Accentuating this trend, in January, the government appointed Esther McVey as secretary of state for work and pensions (DWP), including oversight of the HSE. She had formerly overseen HSE as minister of state for employment in 2013, but had that portfolio removed when it arose that as a director of her father’s demolition company, J.G. McVey and Co., she had been served with two immediate prohibition notices in 2002 and 2003. The first was
for scaffolders working without any guardrails, hi-viz jackets or harnesses at a demolition site in Liverpool, and the second given for personnel working at height outside protective scaffolding.
This month, McVey resigned as DWP secretary over the government’s Brexit policy.
London is just one of the cities in a global rush to construct buildings for the super-rich oligarchy at the expense of the working class. The profits to be had in construction projects are immense, and the quicker these buildings can be erected, the greater the fortunes to be made.
In New York, the city Buildings Department reported eight construction deaths in the first seven months of 2018, double that of the previous year. Injuries increased 17 percent, with 469 victims during the period.
New York Mayor Bill de Blasio has actively sought projects and wooed investors. As the result of unprecedented construction projects in the city, including the vast Hudson Yards development along West 33rd Street, and lax regulations, there have been 12 accidents this year.

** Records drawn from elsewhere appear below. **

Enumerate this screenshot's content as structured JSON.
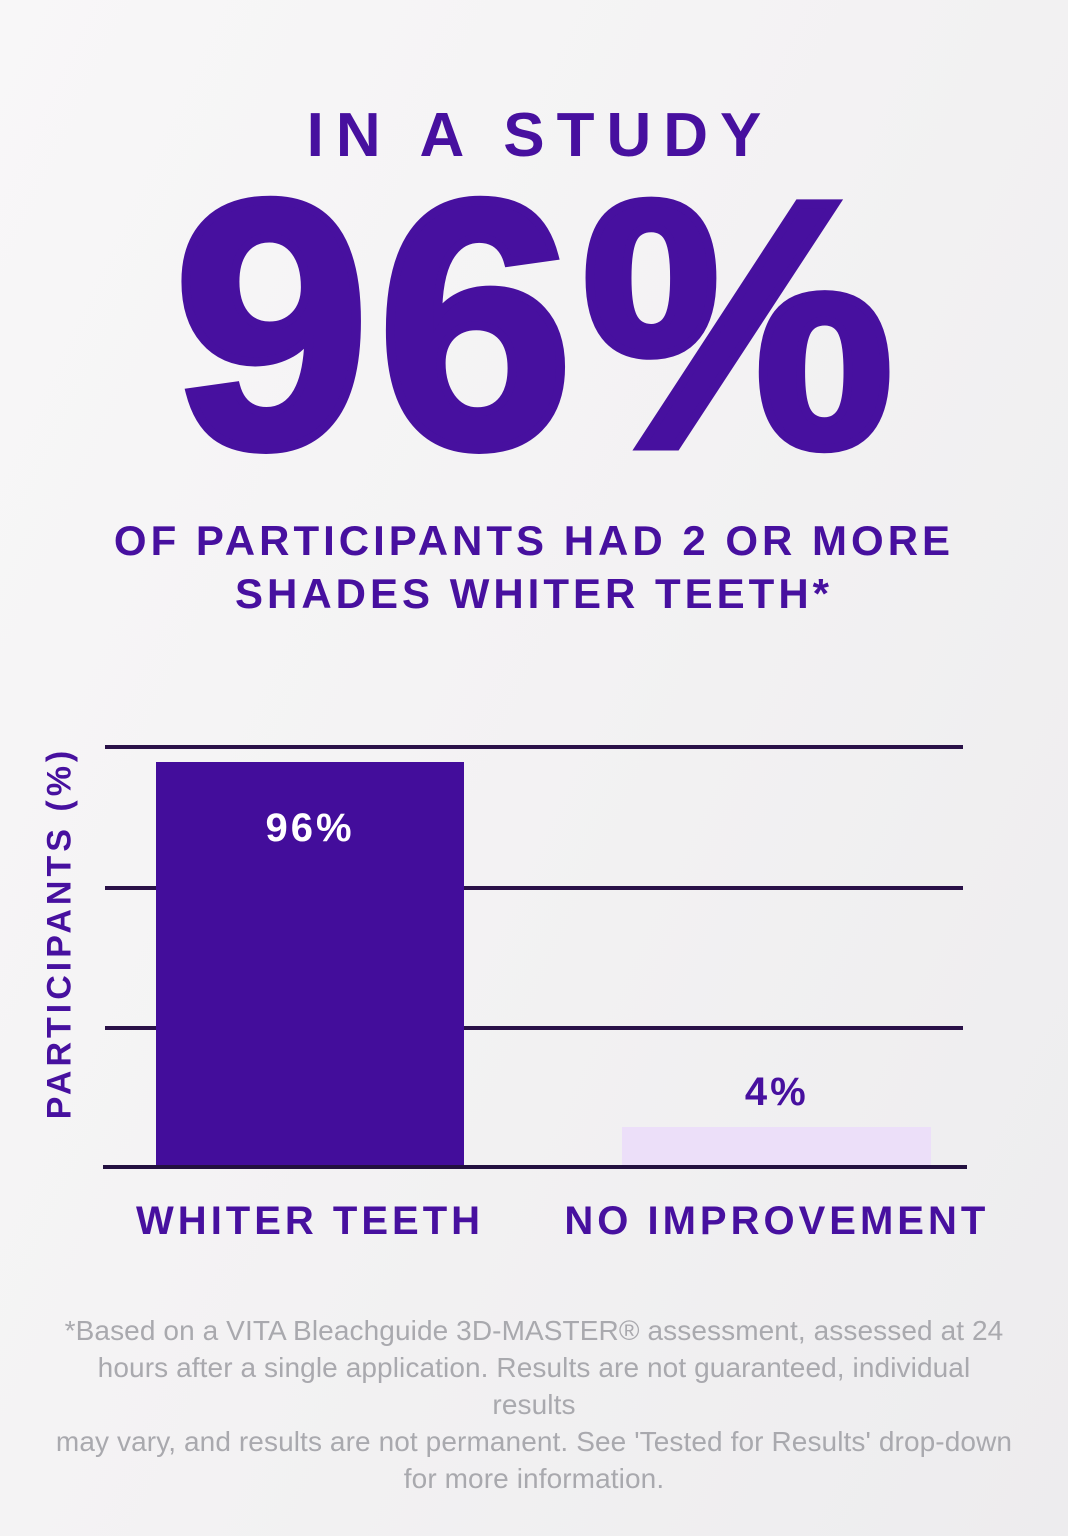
{
  "header": {
    "kicker": "IN A STUDY",
    "big_stat": "96%",
    "subtitle": "OF PARTICIPANTS HAD 2 OR MORE SHADES WHITER TEETH*"
  },
  "chart_data": {
    "type": "bar",
    "title": "",
    "categories": [
      "WHITER TEETH",
      "NO IMPROVEMENT"
    ],
    "values": [
      96,
      4
    ],
    "value_labels": [
      "96%",
      "4%"
    ],
    "value_label_positions": [
      "inside-top",
      "above-bar"
    ],
    "xlabel": "",
    "ylabel": "PARTICIPANTS (%)",
    "ylim": [
      0,
      100
    ],
    "grid": "horizontal, 4 lines at 0/33/67/100, no tick labels",
    "legend": "none",
    "bar_colors": [
      "#430d9b",
      "#ecdff9"
    ],
    "value_label_colors": [
      "#ffffff",
      "#47109f"
    ]
  },
  "footnote": {
    "lines": [
      "*Based on a VITA Bleachguide 3D-MASTER® assessment, assessed at 24",
      "hours after a single application. Results are not guaranteed, individual results",
      "may vary, and results are not permanent. See 'Tested for Results' drop-down",
      "for more information."
    ]
  },
  "colors": {
    "accent_purple": "#47109f",
    "bar_dark_purple": "#430d9b",
    "bar_light_lavender": "#ecdff9",
    "gridline": "#2a1148",
    "axis_line": "#231040",
    "footnote_gray": "#a9a9ae",
    "background": "#f3f2f3"
  }
}
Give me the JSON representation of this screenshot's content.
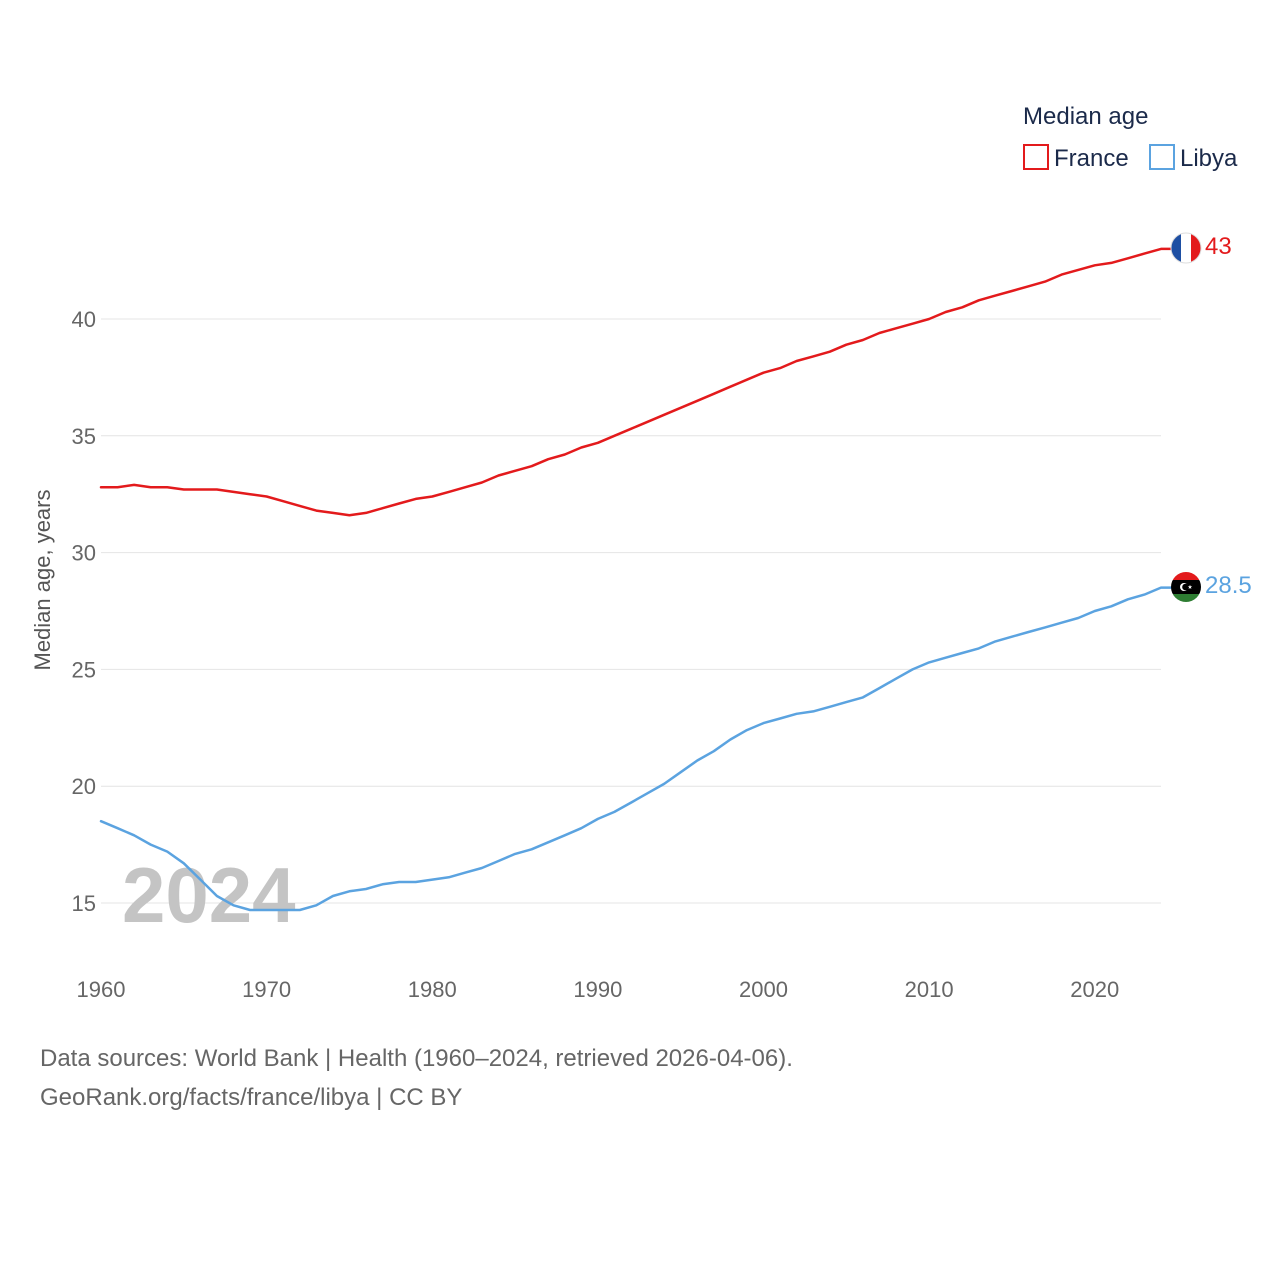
{
  "chart_data": {
    "type": "line",
    "ylabel": "Median age, years",
    "xlim": [
      1960,
      2024
    ],
    "ylim": [
      12.5,
      45
    ],
    "y_ticks": [
      15,
      20,
      25,
      30,
      35,
      40
    ],
    "x_ticks": [
      1960,
      1970,
      1980,
      1990,
      2000,
      2010,
      2020
    ],
    "grid": true,
    "legend": {
      "title": "Median age",
      "position": "top-right"
    },
    "year_label": "2024",
    "x": [
      1960,
      1961,
      1962,
      1963,
      1964,
      1965,
      1966,
      1967,
      1968,
      1969,
      1970,
      1971,
      1972,
      1973,
      1974,
      1975,
      1976,
      1977,
      1978,
      1979,
      1980,
      1981,
      1982,
      1983,
      1984,
      1985,
      1986,
      1987,
      1988,
      1989,
      1990,
      1991,
      1992,
      1993,
      1994,
      1995,
      1996,
      1997,
      1998,
      1999,
      2000,
      2001,
      2002,
      2003,
      2004,
      2005,
      2006,
      2007,
      2008,
      2009,
      2010,
      2011,
      2012,
      2013,
      2014,
      2015,
      2016,
      2017,
      2018,
      2019,
      2020,
      2021,
      2022,
      2023,
      2024
    ],
    "series": [
      {
        "name": "France",
        "color": "#e31a1c",
        "end_label": "43",
        "values": [
          32.8,
          32.8,
          32.9,
          32.8,
          32.8,
          32.7,
          32.7,
          32.7,
          32.6,
          32.5,
          32.4,
          32.2,
          32.0,
          31.8,
          31.7,
          31.6,
          31.7,
          31.9,
          32.1,
          32.3,
          32.4,
          32.6,
          32.8,
          33.0,
          33.3,
          33.5,
          33.7,
          34.0,
          34.2,
          34.5,
          34.7,
          35.0,
          35.3,
          35.6,
          35.9,
          36.2,
          36.5,
          36.8,
          37.1,
          37.4,
          37.7,
          37.9,
          38.2,
          38.4,
          38.6,
          38.9,
          39.1,
          39.4,
          39.6,
          39.8,
          40.0,
          40.3,
          40.5,
          40.8,
          41.0,
          41.2,
          41.4,
          41.6,
          41.9,
          42.1,
          42.3,
          42.4,
          42.6,
          42.8,
          43.0
        ]
      },
      {
        "name": "Libya",
        "color": "#5ba3e0",
        "end_label": "28.5",
        "values": [
          18.5,
          18.2,
          17.9,
          17.5,
          17.2,
          16.7,
          16.0,
          15.3,
          14.9,
          14.7,
          14.7,
          14.7,
          14.7,
          14.9,
          15.3,
          15.5,
          15.6,
          15.8,
          15.9,
          15.9,
          16.0,
          16.1,
          16.3,
          16.5,
          16.8,
          17.1,
          17.3,
          17.6,
          17.9,
          18.2,
          18.6,
          18.9,
          19.3,
          19.7,
          20.1,
          20.6,
          21.1,
          21.5,
          22.0,
          22.4,
          22.7,
          22.9,
          23.1,
          23.2,
          23.4,
          23.6,
          23.8,
          24.2,
          24.6,
          25.0,
          25.3,
          25.5,
          25.7,
          25.9,
          26.2,
          26.4,
          26.6,
          26.8,
          27.0,
          27.2,
          27.5,
          27.7,
          28.0,
          28.2,
          28.5
        ]
      }
    ]
  },
  "footer": {
    "sources": "Data sources: World Bank | Health (1960–2024, retrieved 2026-04-06).",
    "credit": "GeoRank.org/facts/france/libya | CC BY"
  }
}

More than 50 people in the city have been hit and injured by falling debris. In May, a 67-year-old security guard died and a 27-year-old construction worker was hospitalised when they were struck by a large glass panel from the construction of a 1,550-foot tower. In July, falling scaffolding killed a worker in the Morningside Heights district.
In February, the New York Committee for Occupational Safety and Health reported that rampant safety violations were responsible for the rising number of worker fatalities. The majority of deaths occurred on non-union worksites, with falling as the most common cause of death.
The group found a 62.6 percent decrease in Occupational Safety and Health Act (OSHA) inspections between 1986 and 2017. Safety violations took place at 82 percent of OSHA-inspected construction fatality sites in 2016, it said, adding, “Employers regularly endanger their workforce by disregarding regulations, and workers die as a result.”
Given the encouragement to rapacious property developers by the UK government and others, injury and fatality figures will only continue to rise. UK legal firms proudly advertise the £80,000 and other settlements they have won for injured construction workers—a sum that is laughably negligible to a multinational conglomerate seeking to maximise profits by rapid construction.
How many more people must die unnecessarily for the sake of their corporate agendas? Working class people, including victims of these policies and construction workers themselves, must organise independently and call for an end to these hazardous and deadly conditions.